Ingres
Saturday, May 13, 2006 by Billy
Grande Odalisque — Jean-Dominique Ingres (1814) Oil on Canvas, 91 x 162 cm. Musée du Louvre, Paris. |
Jean-Dominique Ingres is viewed by many as a classical and academic painter whereas, from the very beginning of his career, he has distorted nature in the interest of pictorial effect.
A notorious example is his famous Grande Odalisque, a lascivious naked woman whose back is more serpentine than realistic (with three extra vertebrae elongating it!), breast is located in unusual place, and right arm is impossibly long. Ingres neglected anatomic reality to abtract and intemporal art.
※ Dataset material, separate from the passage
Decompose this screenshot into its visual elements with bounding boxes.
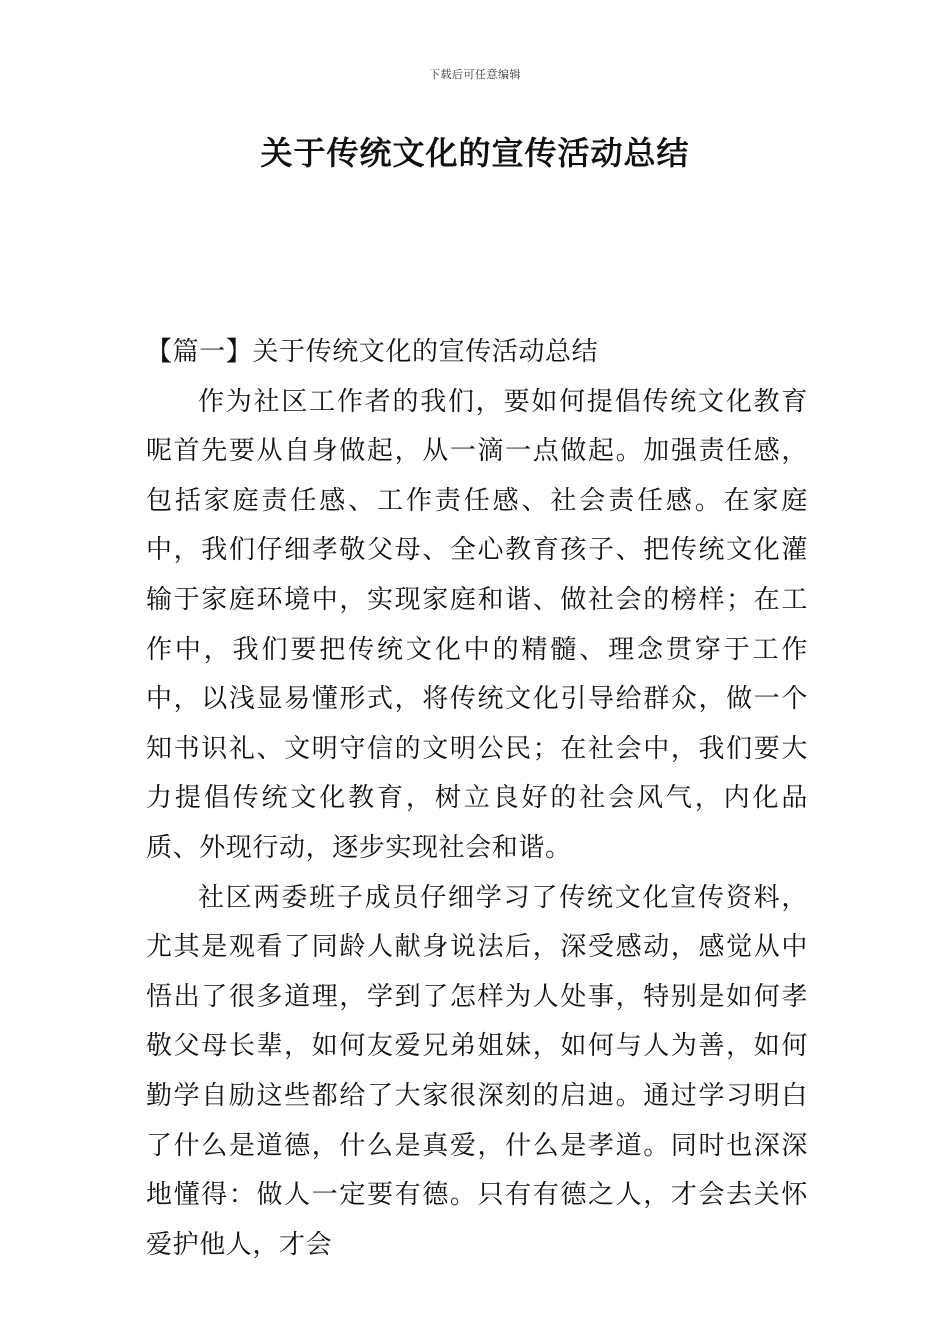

About the present exhibition entitled Ingres 1780-1867 held now in Le Louvre Museum in Paris, British art critic Richard Dormant recently wrote in The Telegraph:
For an artist who is so often described as the enemy of Romanticism, Ingres here creates a parallel universe that takes us into the realms of fantasy and imagination we will not find again in European art until the paintings of Burne-Jones. What Picasso, Matisse and Man Ray found so fascinating about Ingres is the way figures such as these look as though they have been cut out of another canvas, then pasted on to the one we are looking at — an effect that resembles the yet-to-be-invented technique of collage.